L'ordonnance de clôture a été prononcée le 4 juillet 2017.

MOTIVATION

Sur la cessation des effets du brevet 187

La société K-H. soutient que les revendications du brevet 187 étant reprises intégralement par le brevet 188, comme sa description, la délivrance du brevet 188 qui revendiquait le bénéfice de la date du dépôt du brevet 187 a emporté la cessation des effets de celui-ci, par application de l'article L612-3 du code de la propriété intellectuelle.

La société TER reconnaît, dans ses conclusions, que son brevet 187 a cessé de produire ses effets à la suite de la délivrance du brevet 188.

L'article L612-3 du code de la propriété intellectuelle prévoit que

'la délivrance du brevet bénéficiant d'une date de dépôt antérieure en application du présent article emporte cessation des effets attachés au premier dépôt pour ces mêmes éléments'.

Le brevet 188, dont le numéro d'enregistrement est 0302695, a été déposé sous priorité du brevet dont le numéro d'enregistrement est 02115523 déposé le 9 décembre 2002, soit le brevet 187.

En conséquence, le brevet 187 a cessé de produire ses effets au 13 octobre 2006, date de publication du brevet 188.

Sur la recevabilité de l'action en déclaration de non-contrefaçon

La société K H. soutient être recevable à agir sur ce fondement, et relève avoir adressé des photographies de ces prototypes, sur lesquelles la société TER s'est positionnée quant à l'opposabilité de ses brevets. Elle soutient que le développement de deux prototypes constitue des 'préparatifs effectifs et sérieux' au sens de l'article L615-9 du code de la propriété intellectuelle, dont l'application ne saurait lui être déniée au motif qu'elle a eu recours à un sou-traitant.

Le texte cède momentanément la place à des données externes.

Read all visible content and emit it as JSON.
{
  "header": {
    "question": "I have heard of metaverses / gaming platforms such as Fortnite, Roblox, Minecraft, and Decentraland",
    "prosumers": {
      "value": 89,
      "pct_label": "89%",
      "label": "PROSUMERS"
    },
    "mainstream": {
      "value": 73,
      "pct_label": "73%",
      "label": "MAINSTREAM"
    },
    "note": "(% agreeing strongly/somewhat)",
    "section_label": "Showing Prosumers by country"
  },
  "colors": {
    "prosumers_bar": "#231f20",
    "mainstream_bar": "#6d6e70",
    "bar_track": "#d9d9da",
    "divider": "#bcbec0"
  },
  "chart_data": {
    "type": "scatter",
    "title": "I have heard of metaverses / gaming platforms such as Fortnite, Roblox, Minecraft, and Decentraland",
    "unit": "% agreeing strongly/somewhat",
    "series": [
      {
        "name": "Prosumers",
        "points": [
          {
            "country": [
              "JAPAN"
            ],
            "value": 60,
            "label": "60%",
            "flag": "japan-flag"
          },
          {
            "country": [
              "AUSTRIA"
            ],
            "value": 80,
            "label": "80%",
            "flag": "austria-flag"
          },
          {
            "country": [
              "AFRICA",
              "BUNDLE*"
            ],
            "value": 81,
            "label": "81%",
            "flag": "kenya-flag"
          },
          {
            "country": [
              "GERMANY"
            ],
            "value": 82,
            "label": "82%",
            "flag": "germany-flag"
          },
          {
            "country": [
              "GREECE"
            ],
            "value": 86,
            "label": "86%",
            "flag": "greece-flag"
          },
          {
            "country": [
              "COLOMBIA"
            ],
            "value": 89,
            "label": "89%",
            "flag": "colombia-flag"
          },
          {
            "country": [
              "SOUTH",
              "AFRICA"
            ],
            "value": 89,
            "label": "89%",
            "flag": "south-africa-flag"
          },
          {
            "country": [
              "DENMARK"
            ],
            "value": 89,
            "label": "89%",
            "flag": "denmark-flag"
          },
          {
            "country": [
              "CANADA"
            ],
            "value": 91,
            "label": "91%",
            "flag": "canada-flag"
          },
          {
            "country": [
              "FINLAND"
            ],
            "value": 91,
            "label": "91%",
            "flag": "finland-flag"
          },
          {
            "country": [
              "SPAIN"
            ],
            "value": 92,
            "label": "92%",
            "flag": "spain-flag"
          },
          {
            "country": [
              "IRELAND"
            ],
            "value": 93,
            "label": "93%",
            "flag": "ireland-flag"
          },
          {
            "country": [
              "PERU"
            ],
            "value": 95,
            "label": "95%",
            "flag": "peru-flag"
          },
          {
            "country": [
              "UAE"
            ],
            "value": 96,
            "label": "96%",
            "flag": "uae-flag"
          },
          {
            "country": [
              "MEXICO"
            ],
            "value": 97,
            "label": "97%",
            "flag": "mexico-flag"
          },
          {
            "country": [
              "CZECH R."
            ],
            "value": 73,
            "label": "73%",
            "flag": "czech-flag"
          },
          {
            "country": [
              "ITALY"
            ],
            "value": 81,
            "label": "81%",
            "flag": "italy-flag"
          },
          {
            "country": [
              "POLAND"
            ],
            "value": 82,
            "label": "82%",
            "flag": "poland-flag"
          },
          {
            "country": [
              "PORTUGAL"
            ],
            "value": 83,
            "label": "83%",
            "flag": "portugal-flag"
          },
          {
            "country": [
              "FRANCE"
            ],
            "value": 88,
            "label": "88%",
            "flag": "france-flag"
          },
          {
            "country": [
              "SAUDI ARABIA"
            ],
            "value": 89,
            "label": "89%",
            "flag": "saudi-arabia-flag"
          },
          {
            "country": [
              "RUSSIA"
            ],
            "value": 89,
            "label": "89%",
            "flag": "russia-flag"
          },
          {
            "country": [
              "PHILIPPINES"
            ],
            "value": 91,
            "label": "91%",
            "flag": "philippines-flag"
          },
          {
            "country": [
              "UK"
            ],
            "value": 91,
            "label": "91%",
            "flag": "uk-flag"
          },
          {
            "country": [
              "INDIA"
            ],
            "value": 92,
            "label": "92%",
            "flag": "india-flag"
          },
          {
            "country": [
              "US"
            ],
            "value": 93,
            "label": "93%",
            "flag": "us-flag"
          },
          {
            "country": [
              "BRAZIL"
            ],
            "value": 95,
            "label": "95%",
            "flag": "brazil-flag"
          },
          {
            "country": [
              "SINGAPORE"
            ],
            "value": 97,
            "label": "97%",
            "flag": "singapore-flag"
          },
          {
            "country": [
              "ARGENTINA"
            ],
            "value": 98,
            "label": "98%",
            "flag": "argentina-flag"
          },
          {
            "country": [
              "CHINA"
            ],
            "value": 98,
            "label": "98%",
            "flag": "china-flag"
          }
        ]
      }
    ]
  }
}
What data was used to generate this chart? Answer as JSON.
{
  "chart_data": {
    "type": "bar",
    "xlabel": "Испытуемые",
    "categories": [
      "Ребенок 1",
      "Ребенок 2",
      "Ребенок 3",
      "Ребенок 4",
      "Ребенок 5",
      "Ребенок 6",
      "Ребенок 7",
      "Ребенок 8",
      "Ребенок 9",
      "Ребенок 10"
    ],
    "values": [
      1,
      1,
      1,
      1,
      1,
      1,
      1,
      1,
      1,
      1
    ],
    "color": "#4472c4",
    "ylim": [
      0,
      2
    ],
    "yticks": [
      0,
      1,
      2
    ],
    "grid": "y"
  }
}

Selon la société TER, l'article L615-9 est subordonné à l'exploitation industrielle par le demandeur à l'action, ou de ses préparatifs, exploitation qui doit s'entendre de la fabrication. Elle soutient que la société K-H. ne justifie d'aucune exploitation industrielle, ni être à l'origine des préparatifs invoqués, les prototypes ayant été développés s'agissant du premier par une autre entreprise.

Sur ce

L'article 615-9 du code de la propriété intellectuelle prévoit que

'toute personne qui justifie d'une exploitation industrielle sur le territoire d'un Etat membre de la Communauté économique européenne ou de préparatifs effectifs et sérieux à cet effet peut inviter le titulaire d'un brevet à prendre parti sur l'opposabilité de son titre à l'égard de cette exploitation dont la description lui est communiquée.

Si ladite personne conteste la réponse qui lui est faite ou si le titulaire du brevet n'a pas pris parti dans un délai de trois mois, elle peut assigner ce dernier devant le tribunal pour faire juger que le brevet ne fait pas obstacle à l'exploitation en cause, et ce, sans préjudice de l'action en nullité du brevet et d'une action ultérieure en contrefaçon dans le cas où l'exploitation n'est pas réalisée dans les conditions spécifiées dans la description visée à l'alinéa précédent'.

Ce texte fixe comme critère l'exploitation industrielle sur le territoire d'un Etat membre ou des préparatifs sérieux en vue de cette exploitation, mais ne prévoit pas que cette exploitation doive s'entendre de la fabrication.

En l'espèce, le courrier du 21 septembre 2012 adressé par la société K-H. à la société TER contenait des schémas et photographies de deux versions du produit qu'elle entendait développer.

Elle verse une attestation de son expert-comptable dont il ressort que son équipe de développement des produits a développé, sur la base du travail initial réalisé par un sous-traitant, l'évolution ultérieure quant à la conception, mené des recherches notamment quant aux matériaux à utiliser et sur les mécanismes de charnières et de fermeture ainsi que sur la résistance desdits matériaux. L'auteur de cette attestation ajoute que les heures enregistrés par les équipes de la société K-H. sur le développement de ce projet correspondent à plusieurs semaines de travail, et que les dessins des produits ont été réalisés par la société K-H..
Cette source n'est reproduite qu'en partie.